Ils se serrent la main longuement. Henri souhaitant marquer ce moment très solennellement.

— Ça ressemble aussi beaucoup à l’association d’une fraise et du champagne ! Ou bien de la poire et du chocolat, ça aussi c’est pas mal… !

Il rit, et regardant ensuite Edmond et Mila, il dit.

— Ou encore entre un homme et une femme. Ou entre un artiste et sa muse.

Edmond et Mila ne comprennent rien.

Henri :

— J’ai trois enfants et cinq petits-enfants. Ma femme est morte il y a sept ans maintenant. Il regarde Émilie toujours accrochée à son bras et l’embrasse sur le front.

— Elle était décoratrice d’intérieur. Elle peignait aussi. Elle a eu beaucoup d’influence sur mon travail. J’ai toujours suivi ses choix pour la maison, la déco, les couleurs, mais aussi pour les décisions importantes notamment dans ma vie professionnelle. Elle a été ma muse. Pas moins.

Il regarde Edmond, la tête penchée sur le côté.

— Pour la soucoupe, Émilie n’était pas encore tout à fait dans ma vie, nous avons fait cette maison entre hommes, Edmond ! Et ça se voit ! Elle est formidable, mais elle est un peu « bling bling ». Avec Émilie, nous avons envie d’autre chose.

Il regarde Mila intensément.

— Parce qu’il faut continuer à aimer, après avoir aimé ! Et maintenant que ça c’est fait, il nous faut discuter des espaces extérieurs, parce qu’il y a l’architecture du dedans et l’architecture du dehors. Qu’on n’ait pas fait venir Mademoiselle Magnan juste pour nous humilier, Edmond et moi, au golf ! Blanche, Émilie, voyez cela s’il vous plait, je prépare du café.

 

Mila prend son carnet tout abîmé dans sa sacoche et s’approche d’Émilie près des grands vitrages. Elles commencent à discuter. Mila prend des notes. Émilie commence par de petits gestes, pudique. Elle désigne des choses dehors. Ses mains, ses doigts peignent, racontent : tantôt fillettes hésitantes et sages ; tantôt curieuses, envieuses, adolescentes excitées ; tantôt mûres, moulant une sphère ou un galbe. Le pouce et l’index se frottent aussi, souvent, pour exprimer une texture ou une odeur, puis ses mouvements prennent de l’amplitude, sa tête se redresse et ses yeux s’illuminent.

 

Henri sert le café, il s’adresse à Edmond :

— Je ne sais pas comment vous avez fait Edmond… Enfin, si je sais… ! En tout cas celle-ci, il désigne les dessins de la maison en pierre, nous a plu tout de suite ! Ce sera notre bébé à tous les deux, Émilie et moi ! J’espère que vous resterez assez longtemps pour assurer le suivi du chantier.

Edmond observe Mila.

— Henri, je ne peux pas m’engager à cela avec vous.

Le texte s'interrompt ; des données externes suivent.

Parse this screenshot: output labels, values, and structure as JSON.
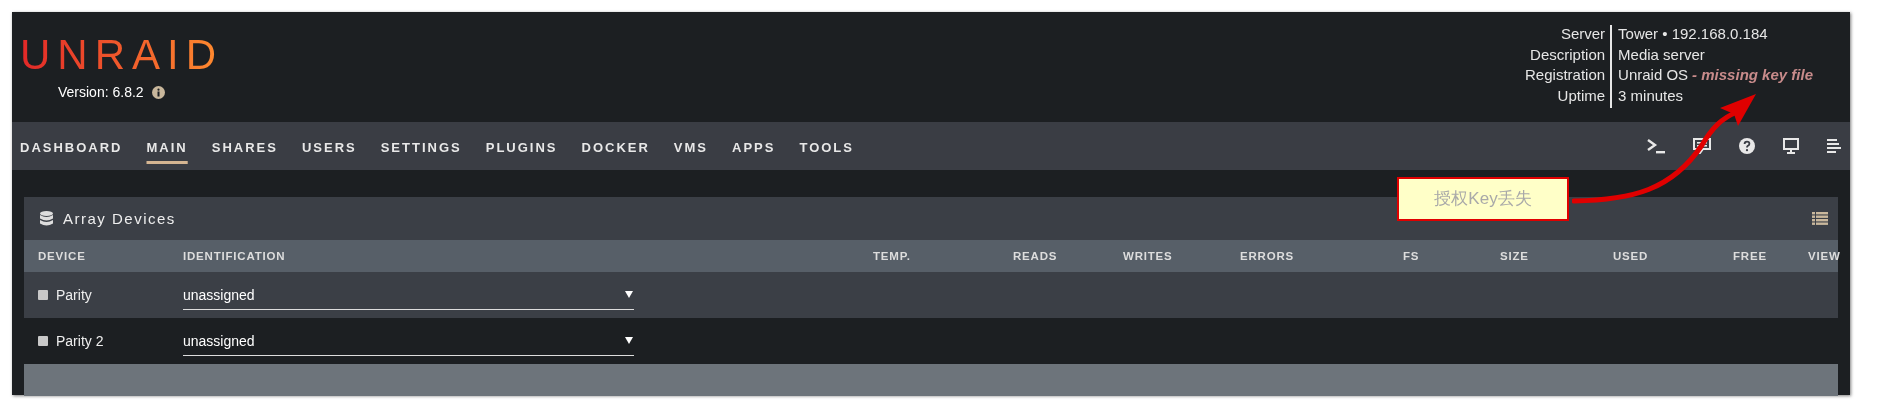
{
  "header": {
    "logo": "UNRAID",
    "version": "Version: 6.8.2",
    "info": [
      {
        "label": "Server",
        "value": "Tower • 192.168.0.184"
      },
      {
        "label": "Description",
        "value": "Media server"
      },
      {
        "label": "Registration",
        "value": "Unraid OS",
        "warning": "- missing key file"
      },
      {
        "label": "Uptime",
        "value": "3 minutes"
      }
    ]
  },
  "nav": {
    "tabs": [
      {
        "label": "DASHBOARD",
        "selected": false
      },
      {
        "label": "MAIN",
        "selected": true
      },
      {
        "label": "SHARES",
        "selected": false
      },
      {
        "label": "USERS",
        "selected": false
      },
      {
        "label": "SETTINGS",
        "selected": false
      },
      {
        "label": "PLUGINS",
        "selected": false
      },
      {
        "label": "DOCKER",
        "selected": false
      },
      {
        "label": "VMS",
        "selected": false
      },
      {
        "label": "APPS",
        "selected": false
      },
      {
        "label": "TOOLS",
        "selected": false
      }
    ]
  },
  "panel": {
    "title": "Array Devices",
    "columns": [
      "DEVICE",
      "IDENTIFICATION",
      "TEMP.",
      "READS",
      "WRITES",
      "ERRORS",
      "FS",
      "SIZE",
      "USED",
      "FREE",
      "VIEW"
    ],
    "rows": [
      {
        "device": "Parity",
        "identification": "unassigned"
      },
      {
        "device": "Parity 2",
        "identification": "unassigned"
      }
    ]
  },
  "annotation": {
    "text": "授权Key丢失"
  }
}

— Hum ! J’espère que vous restez un peu. C’est une écorchée, il va vous falloir être patient… !

Edmond dévisage Henri sans comprendre.

 

Henri :

— Mesdames, approchez-vous ! Un petit café avant de vous retrouver sous la pluie, Blanche ! Parce que je crains que vous n’y échappiez pas cet après-midi !

Mais Mila et Émilie poursuivent leur conversation. Mila pose des questions courtes et Émilie répond longuement avec les mots, avec le visage, avec le corps.

Tous autour de l’îlot de la cuisine.

Les femmes finissent de discuter, les hommes se saluent. Et Edmond et Mila quittent la maison des Niel et remontent dans la voiture.